Add to this the fact that there are people working on even more obscurely disguised P2P protocols, and the fact that one can already join private networks within networks (like Freenet for example) and thereby make things even more difficult for the snoopers, and I really don't think that sharing a few FLAC files is going to get you transported to Botany Bay.
This "warning letter" is a lot of hot air, aimed at preparing the way for a barrage of snail mail propaganda which might, just might, scare off a few of the less tech-savvy kiddies from helping themselves to MP3s. At least for as long as it takes for them to ask their more savvy mates to show them how to duck below the parapet again.
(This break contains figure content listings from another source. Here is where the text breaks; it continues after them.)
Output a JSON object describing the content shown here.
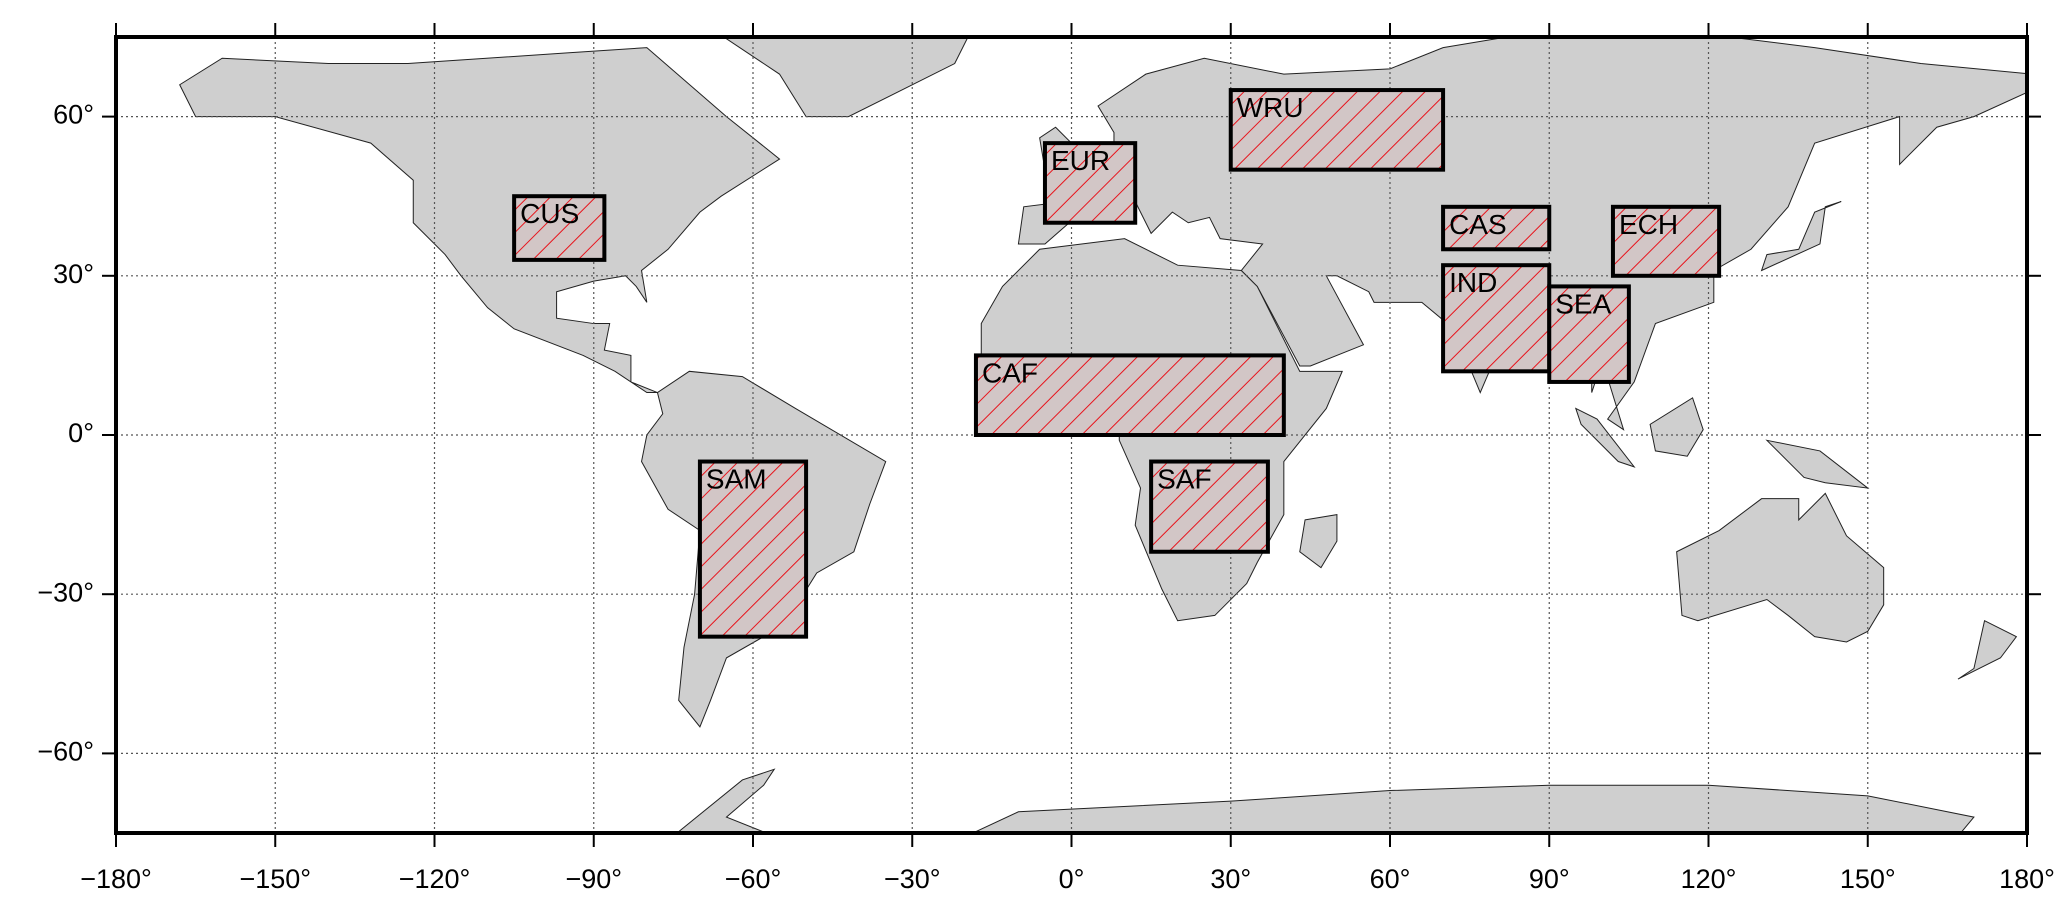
{
  "chart_data": {
    "type": "map",
    "xlim": [
      -180,
      180
    ],
    "ylim": [
      -75,
      75
    ],
    "xticks": [
      {
        "value": -180,
        "label": "−180°"
      },
      {
        "value": -150,
        "label": "−150°"
      },
      {
        "value": -120,
        "label": "−120°"
      },
      {
        "value": -90,
        "label": "−90°"
      },
      {
        "value": -60,
        "label": "−60°"
      },
      {
        "value": -30,
        "label": "−30°"
      },
      {
        "value": 0,
        "label": "0°"
      },
      {
        "value": 30,
        "label": "30°"
      },
      {
        "value": 60,
        "label": "60°"
      },
      {
        "value": 90,
        "label": "90°"
      },
      {
        "value": 120,
        "label": "120°"
      },
      {
        "value": 150,
        "label": "150°"
      },
      {
        "value": 180,
        "label": "180°"
      }
    ],
    "yticks": [
      {
        "value": -60,
        "label": "−60°"
      },
      {
        "value": -30,
        "label": "−30°"
      },
      {
        "value": 0,
        "label": "0°"
      },
      {
        "value": 30,
        "label": "30°"
      },
      {
        "value": 60,
        "label": "60°"
      }
    ],
    "grid": true,
    "hatch_color": "#e8141c",
    "regions": [
      {
        "label": "CUS",
        "lon": [
          -105,
          -88
        ],
        "lat": [
          33,
          45
        ]
      },
      {
        "label": "EUR",
        "lon": [
          -5,
          12
        ],
        "lat": [
          40,
          55
        ]
      },
      {
        "label": "WRU",
        "lon": [
          30,
          70
        ],
        "lat": [
          50,
          65
        ]
      },
      {
        "label": "CAS",
        "lon": [
          70,
          90
        ],
        "lat": [
          35,
          43
        ]
      },
      {
        "label": "ECH",
        "lon": [
          102,
          122
        ],
        "lat": [
          30,
          43
        ]
      },
      {
        "label": "IND",
        "lon": [
          70,
          90
        ],
        "lat": [
          12,
          32
        ]
      },
      {
        "label": "SEA",
        "lon": [
          90,
          105
        ],
        "lat": [
          10,
          28
        ]
      },
      {
        "label": "CAF",
        "lon": [
          -18,
          40
        ],
        "lat": [
          0,
          15
        ]
      },
      {
        "label": "SAF",
        "lon": [
          15,
          37
        ],
        "lat": [
          -22,
          -5
        ]
      },
      {
        "label": "SAM",
        "lon": [
          -70,
          -50
        ],
        "lat": [
          -38,
          -5
        ]
      }
    ]
  }
}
All that will have been achieved, in the eyes of the serious file sharers, is that the industry will have confirmed themselves to be the panicking lizard skinned parasites with an eye on Darwin's clock that we knew they were all along.
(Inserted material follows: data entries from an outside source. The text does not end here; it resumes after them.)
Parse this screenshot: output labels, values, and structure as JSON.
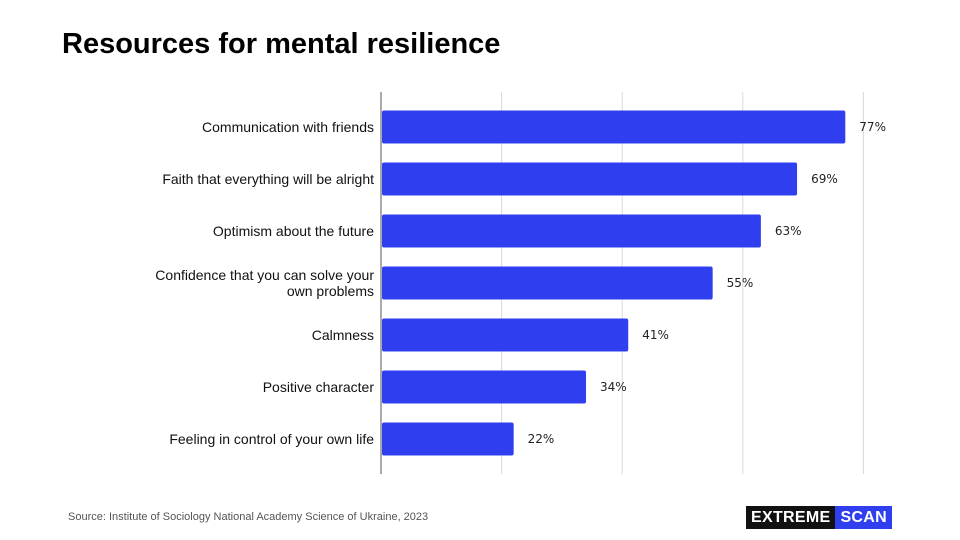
{
  "title": "Resources for mental resilience",
  "source": "Source: Institute of Sociology National Academy Science of Ukraine, 2023",
  "brand": {
    "part1": "EXTREME",
    "part2": "SCAN"
  },
  "colors": {
    "bar": "#2f3ff0",
    "grid": "#d9d9d9",
    "axis": "#555555"
  },
  "chart_data": {
    "type": "bar",
    "orientation": "horizontal",
    "categories": [
      [
        "Communication with friends"
      ],
      [
        "Faith that everything will be alright"
      ],
      [
        "Optimism about the future"
      ],
      [
        "Confidence that you can solve your",
        "own problems"
      ],
      [
        "Calmness"
      ],
      [
        "Positive character"
      ],
      [
        "Feeling in control of your own life"
      ]
    ],
    "values": [
      77,
      69,
      63,
      55,
      41,
      34,
      22
    ],
    "value_labels": [
      "77%",
      "69%",
      "63%",
      "55%",
      "41%",
      "34%",
      "22%"
    ],
    "xlim": [
      0,
      80
    ],
    "grid_step": 20,
    "grid": true,
    "legend": false
  }
}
I speak as someone who has downloaded many terabytes of CD quality music files (I loathe MP3s), all acquired perfectly legally from websites that anyone can find easily via Google. I don't have a single illegal file on my machines, yet I must appear to my ISP like a fervent filesharer, probably a typical target for this forthcoming missive. If it arrives I will post it here, and we can all laugh at it.
Mind you.......
......who saw the news last night. I see they have drafted in Barry McGuigan to put the frighteners on. Scary, right enough but would it not have been better to have someone from music, as it's a bit like having Feargal Sharkey advise about the dangers of bare-knuckle boxing......
This I....
have to see!!
Well you could have
Feargal Sharkey singing 'You Little Thief' - is that frightening at all?
That would be...
much more of a deterrent than a letter!!
Just found this...
lonk when reading something on the Guardian website, http://www.edri.org/edrigram/number6.13/sweden-fra-adoption. It seems that Sweden are one step ahead when it comes to monitoring what it's citizens are doing!
ROBIN WILLIAMS
had a great take on the Great British Bobby going around unarmed, as opposed to his highly armed American counterpart. So where the American policeman would just shoot away, the bobby would go "Stop... or I'll say 'Stop' again!"
I think warning letters will have precisely the same effect.